Charred cauliflower with olives, pickled onions, tomatoes and tahini yogurt at Plado Tasting Bar in Glen Cove. Credit: Newsday/Erica Marcus

It's been a long culinary journey for German Rizzo from his native Italy to Glen Cove. Born near Turin, he started cooking at age 17 and worked in Venice, Stockholm, Copenhagen, Astoria, Toronto, Miami, Manhasset (he was briefly the chef at Cipollini in the Americana) and Manhattan before opening Plado Tasting Bar in Glen Cove last month.

Along the way Rizzo developed a global repertoire that is reflected in the name that he and his wife-partner Kristen O’Donnell chose for their venture: "Plado" means "plate" in Esperanto, the "universal language" created by L. L. Zamenhof in 1887.

Plado’s menu aims for another type of universality. "When there is a large party," Rizzo said, "not everyone is on the same page. I wanted a place where vegans and vegetarians can eat. You want pasta? Fish? A big steak? We want to please everyone."

The menu offers a few big-ticket meat items (Angus beef sirloin, $46, Berkshire pork chop, $45, bone-in rib-eye, $125, cowboy steak, $180) but, otherwise, it is composed of small plates dominated by vegetables ($12 to $20). Here’s where you’ll find charred cauliflower with Kalamata olives, pickled onions and tahini yogurt; Mexican street corn salad with ricotta salata; roasted beets with pistachio, pickled shallot and feta cheese. Plado is the rare example of a Long Island restaurant that uses fresh baby artichokes raw (in a salad with avocado and stracciatella) and fried whole (with smoked paprika aioli).

Meat-based small plates ($17 to $29) include beef tartare, brisket croquette, duck confit with sweet-potato hash and roasted carrots) and roasted half chicken with porcini mushrooms and cipollini onions. From the sea ($16 to $29): sautéed mussels and clams, charred octopus with romesco and crushed potatoes, cured salmon with pistachio crumb and dill cream, seafood paella.

Of course there’s pasta ($19 to $25). Plado makes an inventive gnocchi with taro root instead of potatoes (sauced with oyster mushrooms and truffle cream), burrata-lemon tortellini with fava-bean pesto, spinach-ricotta lasagna.

The chef's counter looking directly into the kitchen at Plado...

The chef's counter looking directly into the kitchen at Plado Tasting Bar in Glen Cove. Credit: Newsday/Erica Marcus

The restaurant, which took over Riviera Grill, has been totally renovated and given a casual-contemporary look.
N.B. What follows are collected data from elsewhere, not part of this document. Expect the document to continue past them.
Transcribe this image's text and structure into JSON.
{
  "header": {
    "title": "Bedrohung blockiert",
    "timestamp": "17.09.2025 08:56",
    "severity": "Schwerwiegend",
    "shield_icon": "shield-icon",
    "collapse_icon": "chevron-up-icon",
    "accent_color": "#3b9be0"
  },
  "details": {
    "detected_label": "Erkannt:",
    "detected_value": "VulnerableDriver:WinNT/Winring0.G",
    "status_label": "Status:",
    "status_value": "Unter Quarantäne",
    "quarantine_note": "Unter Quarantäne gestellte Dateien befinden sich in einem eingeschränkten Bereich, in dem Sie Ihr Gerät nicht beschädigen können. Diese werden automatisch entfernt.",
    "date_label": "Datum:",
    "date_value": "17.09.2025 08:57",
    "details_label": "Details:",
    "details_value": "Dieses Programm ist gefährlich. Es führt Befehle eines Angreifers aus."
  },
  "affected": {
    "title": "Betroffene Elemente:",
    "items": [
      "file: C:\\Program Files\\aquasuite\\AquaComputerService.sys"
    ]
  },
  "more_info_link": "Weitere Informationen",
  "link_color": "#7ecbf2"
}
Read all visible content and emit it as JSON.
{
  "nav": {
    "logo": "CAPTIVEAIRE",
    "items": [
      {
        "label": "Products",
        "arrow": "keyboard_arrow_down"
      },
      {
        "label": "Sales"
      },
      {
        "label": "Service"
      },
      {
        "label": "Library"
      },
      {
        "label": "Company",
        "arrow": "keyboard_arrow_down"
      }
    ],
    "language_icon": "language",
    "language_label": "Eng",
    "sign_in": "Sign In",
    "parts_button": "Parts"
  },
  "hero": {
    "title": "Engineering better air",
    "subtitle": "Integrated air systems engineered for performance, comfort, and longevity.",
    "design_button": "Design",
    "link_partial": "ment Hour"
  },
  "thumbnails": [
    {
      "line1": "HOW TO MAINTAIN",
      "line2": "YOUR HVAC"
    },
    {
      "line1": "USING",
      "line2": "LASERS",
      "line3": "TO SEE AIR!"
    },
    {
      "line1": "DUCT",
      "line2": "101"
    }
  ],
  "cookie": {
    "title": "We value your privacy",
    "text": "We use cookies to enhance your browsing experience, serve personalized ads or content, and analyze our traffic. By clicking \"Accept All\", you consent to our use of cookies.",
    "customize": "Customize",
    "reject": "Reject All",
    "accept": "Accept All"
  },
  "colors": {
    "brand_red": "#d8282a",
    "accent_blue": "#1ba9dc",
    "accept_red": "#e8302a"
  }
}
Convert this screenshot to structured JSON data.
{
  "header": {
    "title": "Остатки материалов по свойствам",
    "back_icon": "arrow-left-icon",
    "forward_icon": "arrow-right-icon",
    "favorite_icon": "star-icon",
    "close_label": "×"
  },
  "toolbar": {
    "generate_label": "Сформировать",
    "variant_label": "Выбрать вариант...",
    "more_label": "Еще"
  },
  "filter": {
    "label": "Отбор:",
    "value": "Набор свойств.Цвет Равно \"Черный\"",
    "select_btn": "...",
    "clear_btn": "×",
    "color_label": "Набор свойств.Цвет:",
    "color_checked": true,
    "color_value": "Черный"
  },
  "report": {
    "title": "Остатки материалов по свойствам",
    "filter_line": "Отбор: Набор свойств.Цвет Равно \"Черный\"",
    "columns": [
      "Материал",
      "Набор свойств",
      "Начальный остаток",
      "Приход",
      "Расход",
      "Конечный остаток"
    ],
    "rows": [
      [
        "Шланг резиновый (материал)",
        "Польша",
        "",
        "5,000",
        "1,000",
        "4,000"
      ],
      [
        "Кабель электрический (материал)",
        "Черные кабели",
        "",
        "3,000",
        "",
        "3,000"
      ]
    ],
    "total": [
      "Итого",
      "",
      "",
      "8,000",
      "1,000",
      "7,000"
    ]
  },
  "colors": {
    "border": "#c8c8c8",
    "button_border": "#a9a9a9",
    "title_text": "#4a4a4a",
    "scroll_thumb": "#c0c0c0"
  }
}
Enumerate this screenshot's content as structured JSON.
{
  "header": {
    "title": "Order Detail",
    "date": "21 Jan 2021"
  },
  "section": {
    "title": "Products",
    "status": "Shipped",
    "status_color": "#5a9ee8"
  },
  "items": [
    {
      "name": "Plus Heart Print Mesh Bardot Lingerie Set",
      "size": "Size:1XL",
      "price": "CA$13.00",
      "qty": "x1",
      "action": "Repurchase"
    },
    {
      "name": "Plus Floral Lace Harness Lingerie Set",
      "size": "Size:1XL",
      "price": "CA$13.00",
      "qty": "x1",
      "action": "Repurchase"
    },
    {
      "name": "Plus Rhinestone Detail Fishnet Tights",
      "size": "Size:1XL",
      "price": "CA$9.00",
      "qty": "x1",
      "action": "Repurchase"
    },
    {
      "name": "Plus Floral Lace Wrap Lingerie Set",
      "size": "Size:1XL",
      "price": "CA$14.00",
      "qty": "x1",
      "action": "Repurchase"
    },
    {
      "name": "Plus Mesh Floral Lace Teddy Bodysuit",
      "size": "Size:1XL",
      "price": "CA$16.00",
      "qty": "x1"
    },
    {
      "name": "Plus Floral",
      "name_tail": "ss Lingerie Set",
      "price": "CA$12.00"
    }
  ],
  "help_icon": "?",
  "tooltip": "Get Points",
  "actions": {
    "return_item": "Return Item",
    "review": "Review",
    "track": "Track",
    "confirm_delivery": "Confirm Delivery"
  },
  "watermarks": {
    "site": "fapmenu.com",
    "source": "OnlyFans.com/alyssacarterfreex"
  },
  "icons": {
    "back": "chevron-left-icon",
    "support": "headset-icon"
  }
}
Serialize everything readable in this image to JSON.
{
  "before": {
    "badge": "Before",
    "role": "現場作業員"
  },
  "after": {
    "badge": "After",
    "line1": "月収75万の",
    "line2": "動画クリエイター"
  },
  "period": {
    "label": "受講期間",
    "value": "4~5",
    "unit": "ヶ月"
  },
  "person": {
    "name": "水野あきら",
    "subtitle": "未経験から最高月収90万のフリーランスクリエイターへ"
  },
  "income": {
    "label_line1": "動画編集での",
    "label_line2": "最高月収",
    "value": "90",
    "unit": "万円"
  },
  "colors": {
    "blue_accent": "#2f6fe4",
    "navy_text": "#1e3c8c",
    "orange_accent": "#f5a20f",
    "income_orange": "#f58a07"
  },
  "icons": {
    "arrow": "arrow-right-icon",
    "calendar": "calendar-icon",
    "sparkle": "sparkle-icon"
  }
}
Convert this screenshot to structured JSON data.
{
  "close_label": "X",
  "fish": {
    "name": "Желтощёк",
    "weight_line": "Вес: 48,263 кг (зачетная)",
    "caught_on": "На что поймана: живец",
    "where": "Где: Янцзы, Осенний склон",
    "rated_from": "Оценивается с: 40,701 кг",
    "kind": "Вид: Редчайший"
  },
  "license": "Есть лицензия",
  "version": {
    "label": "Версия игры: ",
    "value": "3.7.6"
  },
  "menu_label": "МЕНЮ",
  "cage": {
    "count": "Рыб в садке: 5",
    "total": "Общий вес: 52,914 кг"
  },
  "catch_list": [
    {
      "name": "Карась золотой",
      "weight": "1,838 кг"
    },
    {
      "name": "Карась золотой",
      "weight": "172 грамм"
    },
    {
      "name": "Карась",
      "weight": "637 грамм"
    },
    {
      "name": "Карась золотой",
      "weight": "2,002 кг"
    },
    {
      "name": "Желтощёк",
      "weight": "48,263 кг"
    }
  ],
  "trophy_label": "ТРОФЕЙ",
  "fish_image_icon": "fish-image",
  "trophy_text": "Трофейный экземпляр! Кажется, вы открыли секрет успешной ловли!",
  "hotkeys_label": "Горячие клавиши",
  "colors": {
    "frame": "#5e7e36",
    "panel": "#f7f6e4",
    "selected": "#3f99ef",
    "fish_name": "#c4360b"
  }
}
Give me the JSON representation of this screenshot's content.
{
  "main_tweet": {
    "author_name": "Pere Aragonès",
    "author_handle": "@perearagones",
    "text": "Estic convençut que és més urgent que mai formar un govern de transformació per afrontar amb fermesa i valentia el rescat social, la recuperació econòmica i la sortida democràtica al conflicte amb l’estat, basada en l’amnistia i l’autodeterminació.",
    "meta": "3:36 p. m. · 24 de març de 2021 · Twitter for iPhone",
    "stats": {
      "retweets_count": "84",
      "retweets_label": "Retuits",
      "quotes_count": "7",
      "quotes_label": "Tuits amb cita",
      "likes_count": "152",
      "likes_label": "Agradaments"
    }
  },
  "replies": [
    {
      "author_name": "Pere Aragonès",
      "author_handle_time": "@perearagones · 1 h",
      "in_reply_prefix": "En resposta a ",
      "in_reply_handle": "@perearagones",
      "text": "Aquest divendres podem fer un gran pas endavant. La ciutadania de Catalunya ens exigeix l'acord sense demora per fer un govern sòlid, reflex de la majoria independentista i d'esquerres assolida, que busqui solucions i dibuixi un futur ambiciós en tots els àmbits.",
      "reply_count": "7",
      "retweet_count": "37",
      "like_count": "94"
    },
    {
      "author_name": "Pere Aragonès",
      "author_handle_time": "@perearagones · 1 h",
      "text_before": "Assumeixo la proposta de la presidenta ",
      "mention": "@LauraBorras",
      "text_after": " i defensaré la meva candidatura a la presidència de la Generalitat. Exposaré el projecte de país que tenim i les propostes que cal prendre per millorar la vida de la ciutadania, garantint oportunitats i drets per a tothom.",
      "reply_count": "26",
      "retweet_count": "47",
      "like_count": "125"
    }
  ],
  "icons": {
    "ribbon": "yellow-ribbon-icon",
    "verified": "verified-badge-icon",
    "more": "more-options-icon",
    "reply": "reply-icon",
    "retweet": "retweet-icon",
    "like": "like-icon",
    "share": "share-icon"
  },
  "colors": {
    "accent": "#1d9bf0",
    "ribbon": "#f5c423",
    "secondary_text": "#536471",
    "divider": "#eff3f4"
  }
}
Sit at a table inside or on the patio, or at the bar, or at one of the half-dozen seats that looks directly into the kitchen.

This is Rizzo and O’Donnell’s second Plado. The first one opened on Manhattan’s Lower East Side in 2019 (and was followed shortly by his L’Artista Italian Kitchen & Bar in Hamilton Heights). The couple now live in Glen Cove and noted that many of their customers at the original Plado were from Long Island. "We started to look in Oyster Bay, Huntington, Rockville Centre, Farmingdale because we weren’t sure about Glen Cove as a destination," he said.

But Glen Cove is on a definite culinary upswing — the last two years have seen the opening of Tocolo Cantina, Pio Pio, Oak & Vine.

So far, so good. "We have customers coming back a few times a week," Rizzo said, "because they want to taste everything before the menu changes for fall."

Plado Tasting Bar, 274 Glen St., Glen Cove, 516-277-1288, pladohospitality.com. Open Monday to Wednesday 3 to 11 p.m., Thursday 3 p.m. to midnight, Friday and Saturday noon to midnight, Sunday noon to 10 p.m.